In the old-growth controversy, heated debate arose pitting local resource economies and jobs against irreplaceable national resources. In fact, logging jobs were going away because of competition from other parts of the world, but environmental regulation was presented as the chief villain. One notorious bumper sticker asked "Are you an environmentalist, or do you work for a living?" The message seemed clear: environmentalism was the cause of privileged Americans who were indifferent to the economic suffering of their poorer neighbors.

V. Partisan Environments: What Counts as "Wise Use"?

1980s-1990s: the Wise Use (western U.S.) and Property Rights (eastern U.S.) movements made systematic conservative attacks on government-based environmentalism. Wise Use argued against federal ownership and management of western lands, seeking transfer of those lands to state and local governments and/or private sector as the earlier Sagebrush Rebellion had done. The property rights movement argued that government regulation represented a legal “taking” of private property.
https://en.wikipedia.org/wiki/Wise_use_movement

By the end of the 20th century, the two parties had become starkly polarized on environmental issues as never before: Democrats favored wilderness protection, pollution control, energy conservation, regulatory oversight; Republicans favored development, rolling back federal control, protecting private property rights from government.

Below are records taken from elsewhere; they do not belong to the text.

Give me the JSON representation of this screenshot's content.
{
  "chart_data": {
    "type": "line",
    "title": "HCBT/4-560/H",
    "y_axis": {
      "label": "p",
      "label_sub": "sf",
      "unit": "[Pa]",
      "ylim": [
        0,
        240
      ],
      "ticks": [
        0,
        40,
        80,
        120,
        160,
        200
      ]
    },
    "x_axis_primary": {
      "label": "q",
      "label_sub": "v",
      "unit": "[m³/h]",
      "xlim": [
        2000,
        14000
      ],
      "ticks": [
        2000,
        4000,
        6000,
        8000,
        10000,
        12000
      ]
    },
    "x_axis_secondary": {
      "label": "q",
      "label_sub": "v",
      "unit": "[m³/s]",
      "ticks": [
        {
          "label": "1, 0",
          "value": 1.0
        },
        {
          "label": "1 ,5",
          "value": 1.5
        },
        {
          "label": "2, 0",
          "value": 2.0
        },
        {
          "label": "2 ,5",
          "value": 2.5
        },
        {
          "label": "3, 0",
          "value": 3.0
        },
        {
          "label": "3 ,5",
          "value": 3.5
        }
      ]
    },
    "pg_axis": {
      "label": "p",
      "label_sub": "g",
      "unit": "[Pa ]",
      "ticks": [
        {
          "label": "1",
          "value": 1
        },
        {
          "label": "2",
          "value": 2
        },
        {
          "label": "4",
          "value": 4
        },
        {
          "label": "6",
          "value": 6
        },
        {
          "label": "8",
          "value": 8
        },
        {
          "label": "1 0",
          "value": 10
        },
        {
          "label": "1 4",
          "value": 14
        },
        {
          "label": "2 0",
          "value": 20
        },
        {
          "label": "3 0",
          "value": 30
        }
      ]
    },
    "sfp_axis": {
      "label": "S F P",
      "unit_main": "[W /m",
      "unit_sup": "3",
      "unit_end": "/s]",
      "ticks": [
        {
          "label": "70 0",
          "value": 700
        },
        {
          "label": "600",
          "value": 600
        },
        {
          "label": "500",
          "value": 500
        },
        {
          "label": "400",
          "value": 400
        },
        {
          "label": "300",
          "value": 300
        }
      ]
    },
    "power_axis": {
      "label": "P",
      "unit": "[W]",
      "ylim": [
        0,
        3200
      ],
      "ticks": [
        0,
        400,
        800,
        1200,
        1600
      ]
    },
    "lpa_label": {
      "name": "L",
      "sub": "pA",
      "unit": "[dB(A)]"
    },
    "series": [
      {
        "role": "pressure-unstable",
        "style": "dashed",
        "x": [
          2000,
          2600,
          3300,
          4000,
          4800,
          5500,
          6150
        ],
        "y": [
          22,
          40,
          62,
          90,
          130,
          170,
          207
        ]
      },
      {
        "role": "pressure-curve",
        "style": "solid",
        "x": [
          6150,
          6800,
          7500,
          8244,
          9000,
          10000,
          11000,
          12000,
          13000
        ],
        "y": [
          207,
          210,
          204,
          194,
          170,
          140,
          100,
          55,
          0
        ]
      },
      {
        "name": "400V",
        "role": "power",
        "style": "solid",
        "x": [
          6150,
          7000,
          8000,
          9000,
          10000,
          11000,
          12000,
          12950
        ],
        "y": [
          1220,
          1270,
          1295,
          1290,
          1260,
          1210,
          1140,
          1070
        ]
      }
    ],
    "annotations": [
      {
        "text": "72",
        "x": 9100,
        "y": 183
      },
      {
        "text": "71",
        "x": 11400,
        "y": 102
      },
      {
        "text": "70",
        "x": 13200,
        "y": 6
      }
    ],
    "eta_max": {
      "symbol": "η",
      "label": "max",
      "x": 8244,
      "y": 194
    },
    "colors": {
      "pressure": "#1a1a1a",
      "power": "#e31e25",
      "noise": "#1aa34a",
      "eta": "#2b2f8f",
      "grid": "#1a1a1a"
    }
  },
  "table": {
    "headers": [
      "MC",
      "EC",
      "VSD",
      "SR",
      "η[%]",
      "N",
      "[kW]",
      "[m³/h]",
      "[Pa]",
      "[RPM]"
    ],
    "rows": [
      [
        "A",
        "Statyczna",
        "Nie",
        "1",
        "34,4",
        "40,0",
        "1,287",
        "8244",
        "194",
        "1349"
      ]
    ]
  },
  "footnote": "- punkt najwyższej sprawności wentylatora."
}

Geographical red-blue divide in recent presidential elections at both state and county level reflects longstanding tensions between urban and rural areas that have long been present in this course, amplified by changing partisan alignments, with rural areas in particular tending toward greater conservatism in part for environmental reasons.

Two powerful symbols:

  • In 1996, President Bill Clinton created one of several new national monuments under the Antiquities Act, Grand Staircase-Escalante in southern Utah, in the face of considerable opposition from Utah politicians and citizens. On December 4, 2017, President Donald Trump announced that he would attempt to reduce that monument by 80-90%, something that had never before occurred.
    https://en.wikipedia.org/wiki/Grand_Staircase-Escalante_National_Monument
  • Arctic National Wildlife Refuge in far northern Alaska was created by President Dwight Eisenhower in 1960. In 1980, 7.6 million acres were designated as wilderness in the Alaska National Interest Lands Conservation Act (ANILCA), with a separate section (the "1002 area") designated for further study for possible resource development, with congressional authorization required before any drilling could occur there. Despite decades of controversy, no congressional majority could be assembled either to authorize oil drilling or to designate the 1002 area as wilderness. Now, in 2017, that authorization seems likely to be included in the budget bill passed in December, 2017.
    https://en.wikipedia.org/wiki/Arctic_National_Wildlife_Refuge

There are many other examples, of course, but these can serve as evidence of the extent to which the old bipartisan consensus around conservation and environmental protection has eroded over the past half century.